Three such QTLs were identified from two of the starting barley germplasm. These QTLs were mapped to the chromosome arms called 1HL, 3HL and 4HL.

“We incorporated these QTLs into elite commercial varieties through backcrossing using DNA markers developed in the mapping study,” Dr Liu says. “However, the level of genetic resolution of these DNA markers was too coarse to reliably use them in a breeding program as they may bring over non-desirable genes due to linkage drag.”

This is a real possibility given that strong interactions between crown rot severity and agronomically important traits – such as flowering time and plant height – are known to exist. For example, the crown rot resistance gene on 3HL was found to co-locate genes that control plant height and spike structure.

In response, Dr Liu opted to use technology that allows for a clean transfer of resistance into elite Australian cultivars and the development of tightly linked and diagnostic DNA markers. This involved generating near-isogenic lines (NILs), in which genetically identical lines are created that vary only for the presence or absence of crown rot resistance.

In a NIL population, DNA recombination during reproduction creates novel genetic variation only at the chromosomal regions implicated in crown rot resistance. This results in a population with a diverse set of genetics underlying the resistance, including lines with the disease resistance but no other linked traits.

Gene expression analysis, including DNA sequencing, helped to further delineate the source of disease resistance and improved the quality of the DNA markers to diagnostic standard for the 1HL and 6HL sources of resistance.

The findings

For the 6HL form of crown rot resistance, five pairs of NILs (with contrasting crown resistance and susceptibility) were assessed in 2019 at four field trial sites at Tosari and Gatton in Queensland, Narrabri in New South Wales, and Merredin in Western Australia. Results from the field inoculation trials found that the presence of the 6HL resistance genetics:

  • reduced stem browning an average of 45.7 per cent;
  • reduced yield losses an average of 55.9 per cent;
  • increased the number of fertile tillers on average by 55.4 per cent; and
  • produced no difference in kernel weight between the NILs that varied for the presence or absence of the 6HL resistance allele.

“The chromosome 6 resistance basically reduced crown rot yield losses by maintaining larger numbers of fertile tillers,” Dr Liu says.
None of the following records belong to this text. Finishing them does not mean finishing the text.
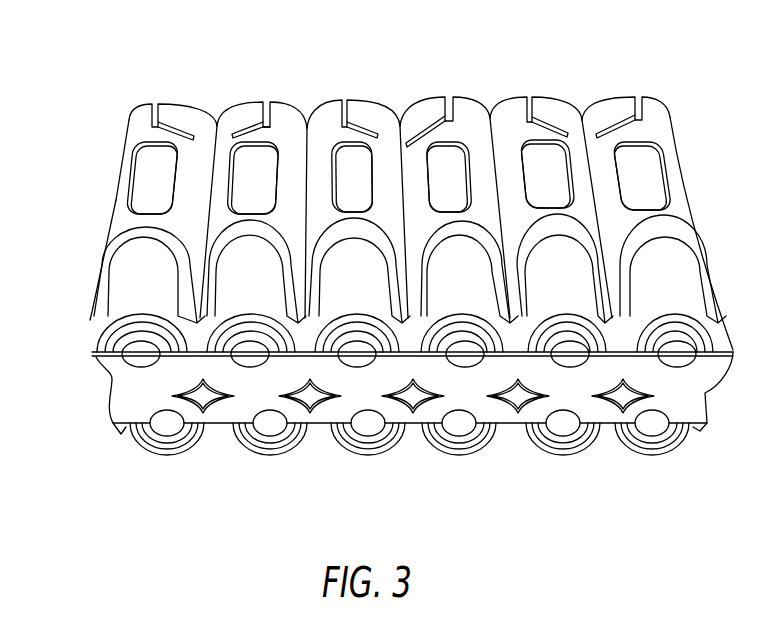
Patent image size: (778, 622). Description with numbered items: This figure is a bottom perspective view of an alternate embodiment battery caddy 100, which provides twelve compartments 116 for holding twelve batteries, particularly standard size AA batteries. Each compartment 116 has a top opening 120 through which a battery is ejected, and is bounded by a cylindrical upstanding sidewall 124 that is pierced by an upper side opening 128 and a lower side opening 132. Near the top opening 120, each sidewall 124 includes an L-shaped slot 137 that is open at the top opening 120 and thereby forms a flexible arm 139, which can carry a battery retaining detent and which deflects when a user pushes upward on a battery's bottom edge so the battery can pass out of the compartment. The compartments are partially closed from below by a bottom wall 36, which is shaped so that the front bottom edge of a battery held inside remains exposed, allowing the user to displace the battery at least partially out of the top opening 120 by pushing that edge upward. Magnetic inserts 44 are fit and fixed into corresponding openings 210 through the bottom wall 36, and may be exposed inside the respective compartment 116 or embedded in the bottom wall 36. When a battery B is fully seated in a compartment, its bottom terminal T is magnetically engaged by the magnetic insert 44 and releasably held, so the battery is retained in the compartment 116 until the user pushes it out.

The battery caddy 100 is at (370, 97).
The compartment 116 is at (130, 127).
The top opening 120 is at (186, 105).
The cylindrical upstanding sidewall 124 is at (118, 214).
The upper side opening 128 is at (133, 190).
The lower side opening 132 is at (95, 296).
The L-shaped slot 137 is at (268, 113).
The flexible arm 139 is at (238, 120).
The battery B is at (647, 170).
The bottom terminal T is at (96, 352).
The bottom wall 36 is at (110, 398).
The magnetic insert 44 is at (167, 425).
The opening 210 is at (458, 428).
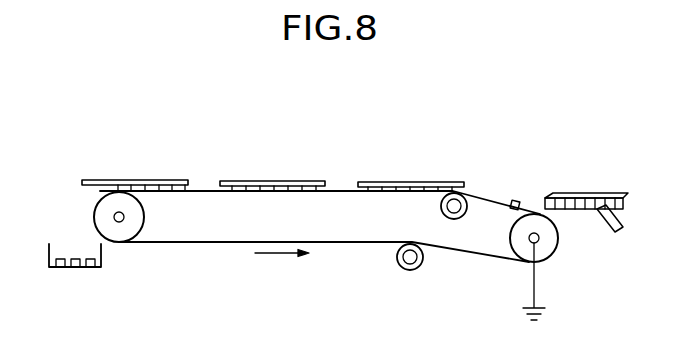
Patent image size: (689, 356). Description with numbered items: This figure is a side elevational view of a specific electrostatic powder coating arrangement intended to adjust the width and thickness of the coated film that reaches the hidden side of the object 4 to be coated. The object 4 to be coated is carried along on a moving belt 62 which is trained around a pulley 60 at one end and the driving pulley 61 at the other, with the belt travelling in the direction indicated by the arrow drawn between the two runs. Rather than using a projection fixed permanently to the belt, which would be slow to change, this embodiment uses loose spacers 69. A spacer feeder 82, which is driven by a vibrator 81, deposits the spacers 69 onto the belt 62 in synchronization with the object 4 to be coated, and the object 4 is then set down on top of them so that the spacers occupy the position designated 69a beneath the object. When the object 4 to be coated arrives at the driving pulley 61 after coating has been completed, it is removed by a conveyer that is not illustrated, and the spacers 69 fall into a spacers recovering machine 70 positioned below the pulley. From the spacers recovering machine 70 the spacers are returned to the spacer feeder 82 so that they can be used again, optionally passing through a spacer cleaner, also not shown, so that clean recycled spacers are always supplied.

The object to be coated 4 is at (418, 181).
The drive roller 60 is at (523, 247).
The driving pulley 61 is at (95, 222).
The conveyor belt 62 is at (485, 194).
The spacer 69 is at (521, 200).
The spacers located under the object 69a is at (273, 154).
The spacers recovering machine 70 is at (47, 258).
The vibrator 81 is at (627, 220).
The spacer feeder 82 is at (598, 193).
The 2019 crop season also produced data for 30 advanced lines containing a combination of the 1HL, 3HL and 4HL resistance genetics. The combination of these genes was associated with:

  • reduced kernel loss by an average of 32.8 per cent at Narrabri, 47.8 per cent at Tosari and 32.5 per cent at Merredin (with an average of 37.7 per cent);
  • reduced stem browning by an average 52.2 per cent at Narrabri and 49.8 per cent at Tosari; and
  • kernel yields of the top lines were competitive (or even higher) than the commercial control varieties under both the non-inoculated and inoculated conditions.
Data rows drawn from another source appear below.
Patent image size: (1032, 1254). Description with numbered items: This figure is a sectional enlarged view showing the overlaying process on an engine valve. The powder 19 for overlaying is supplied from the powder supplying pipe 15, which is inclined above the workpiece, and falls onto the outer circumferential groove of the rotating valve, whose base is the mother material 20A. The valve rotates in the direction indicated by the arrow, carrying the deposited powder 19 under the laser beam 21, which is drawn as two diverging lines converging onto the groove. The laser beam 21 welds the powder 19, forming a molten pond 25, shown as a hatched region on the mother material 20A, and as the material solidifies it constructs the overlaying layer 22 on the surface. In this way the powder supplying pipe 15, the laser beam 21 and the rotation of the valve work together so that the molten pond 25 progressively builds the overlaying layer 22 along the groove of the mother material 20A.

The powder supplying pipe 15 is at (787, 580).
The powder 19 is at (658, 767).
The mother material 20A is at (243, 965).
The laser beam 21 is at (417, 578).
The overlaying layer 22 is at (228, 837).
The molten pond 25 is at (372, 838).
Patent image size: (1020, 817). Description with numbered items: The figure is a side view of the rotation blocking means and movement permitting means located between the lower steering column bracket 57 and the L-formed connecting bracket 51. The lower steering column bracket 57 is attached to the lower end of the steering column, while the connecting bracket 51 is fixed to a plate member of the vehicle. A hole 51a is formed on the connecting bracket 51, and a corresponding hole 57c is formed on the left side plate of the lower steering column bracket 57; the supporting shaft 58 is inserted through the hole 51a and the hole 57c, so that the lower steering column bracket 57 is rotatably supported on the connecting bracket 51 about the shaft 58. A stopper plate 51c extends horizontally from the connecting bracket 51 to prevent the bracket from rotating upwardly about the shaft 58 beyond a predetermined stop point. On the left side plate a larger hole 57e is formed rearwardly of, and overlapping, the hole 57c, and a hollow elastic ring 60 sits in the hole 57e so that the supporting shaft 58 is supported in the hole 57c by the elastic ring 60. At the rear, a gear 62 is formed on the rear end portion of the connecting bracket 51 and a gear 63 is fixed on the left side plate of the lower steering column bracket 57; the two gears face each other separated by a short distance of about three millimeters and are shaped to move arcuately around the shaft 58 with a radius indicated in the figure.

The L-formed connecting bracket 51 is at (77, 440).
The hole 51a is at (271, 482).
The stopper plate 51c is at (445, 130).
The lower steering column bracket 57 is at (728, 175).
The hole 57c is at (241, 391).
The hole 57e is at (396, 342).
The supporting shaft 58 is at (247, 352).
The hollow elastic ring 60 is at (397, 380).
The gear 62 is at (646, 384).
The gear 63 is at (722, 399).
“The top two lines containing three sources of crown rot resistance have been provided to breeders,” Dr Liu says.

Efforts to combine four sources of resistance are under way and are targeting elite Australian barley lines such as Commander, Fleet, Flinders, Baudin and Franklin.
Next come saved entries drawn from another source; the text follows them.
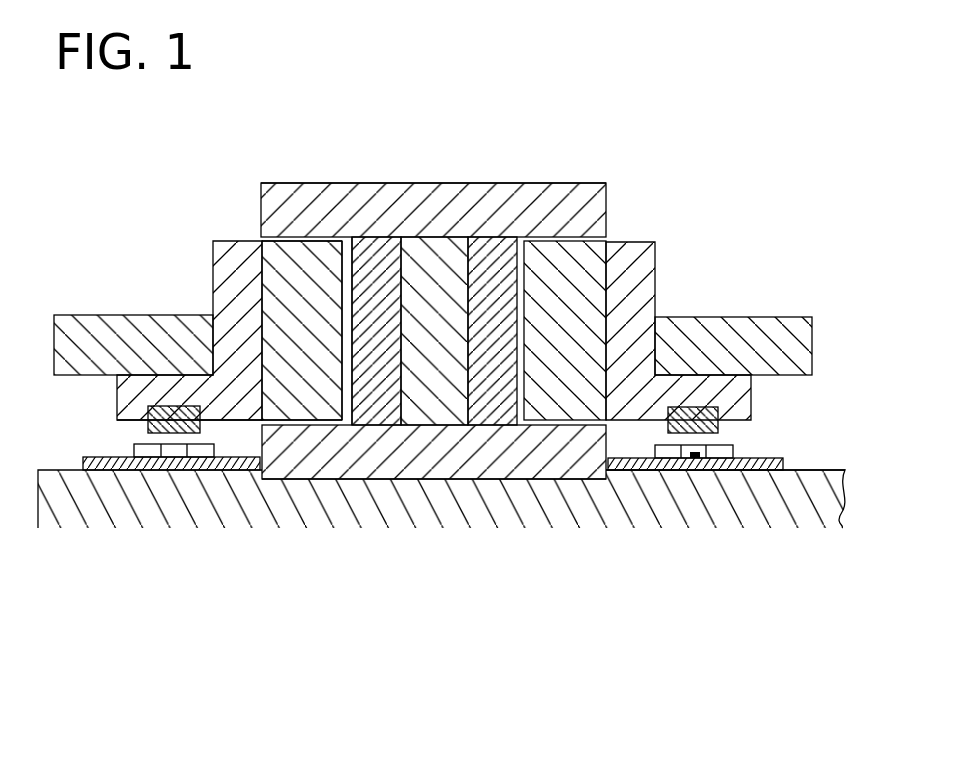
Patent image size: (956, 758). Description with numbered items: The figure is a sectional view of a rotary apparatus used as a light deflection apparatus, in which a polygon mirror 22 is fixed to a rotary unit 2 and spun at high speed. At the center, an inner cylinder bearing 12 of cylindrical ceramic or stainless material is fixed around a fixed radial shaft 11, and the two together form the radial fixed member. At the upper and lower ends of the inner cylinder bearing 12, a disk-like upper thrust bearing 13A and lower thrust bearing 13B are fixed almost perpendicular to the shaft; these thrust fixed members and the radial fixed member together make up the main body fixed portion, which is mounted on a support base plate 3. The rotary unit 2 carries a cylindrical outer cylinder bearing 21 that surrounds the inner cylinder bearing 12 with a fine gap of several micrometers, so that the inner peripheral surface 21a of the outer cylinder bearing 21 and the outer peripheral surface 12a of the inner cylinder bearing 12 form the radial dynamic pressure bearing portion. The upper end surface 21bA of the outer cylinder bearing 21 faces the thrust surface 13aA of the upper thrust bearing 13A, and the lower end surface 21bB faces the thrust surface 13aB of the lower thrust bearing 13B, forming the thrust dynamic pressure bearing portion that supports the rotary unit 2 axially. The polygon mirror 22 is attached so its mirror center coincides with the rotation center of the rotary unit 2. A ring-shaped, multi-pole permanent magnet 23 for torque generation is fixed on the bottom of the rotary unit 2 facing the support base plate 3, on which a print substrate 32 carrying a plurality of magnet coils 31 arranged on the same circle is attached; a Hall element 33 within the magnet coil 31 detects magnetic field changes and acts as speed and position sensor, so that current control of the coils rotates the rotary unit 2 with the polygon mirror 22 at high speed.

The rotary unit 2 is at (713, 293).
The support base plate 3 is at (803, 493).
The radial shaft 11 is at (430, 253).
The inner cylinder bearing 12 is at (492, 253).
The outer peripheral surface of the inner cylinder bearing 12a is at (342, 402).
The upper thrust bearing 13A is at (597, 207).
The lower thrust bearing 13B is at (497, 462).
The thrust surface of the upper thrust bearing 13aA is at (286, 238).
The thrust surface of the lower thrust bearing 13aB is at (263, 418).
The outer cylinder bearing 21 is at (596, 280).
The inner peripheral surface of the outer cylinder bearing 21a is at (341, 362).
The upper end surface of the outer cylinder bearing 21bA is at (286, 242).
The lower end surface of the outer cylinder bearing 21bB is at (297, 421).
The polygon mirror 22 is at (800, 340).
The permanent magnet 23 is at (719, 427).
The magnet coil 31 is at (718, 459).
The print substrate 32 is at (763, 472).
The Hall element 33 is at (697, 459).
“Barley is known to show more severe crown rot symptoms and accumulate higher concentrations of Fusarium mycelium at every stage of crown infection compared to other cereals, including wheat,” Dr Liu says.

“With genetic resistance identified as the best strategy for controlling this disease, we want to ensure that the material we develop is ideally suited for uptake into breeding programs, including through the use of diagnostic markers to aid selection.”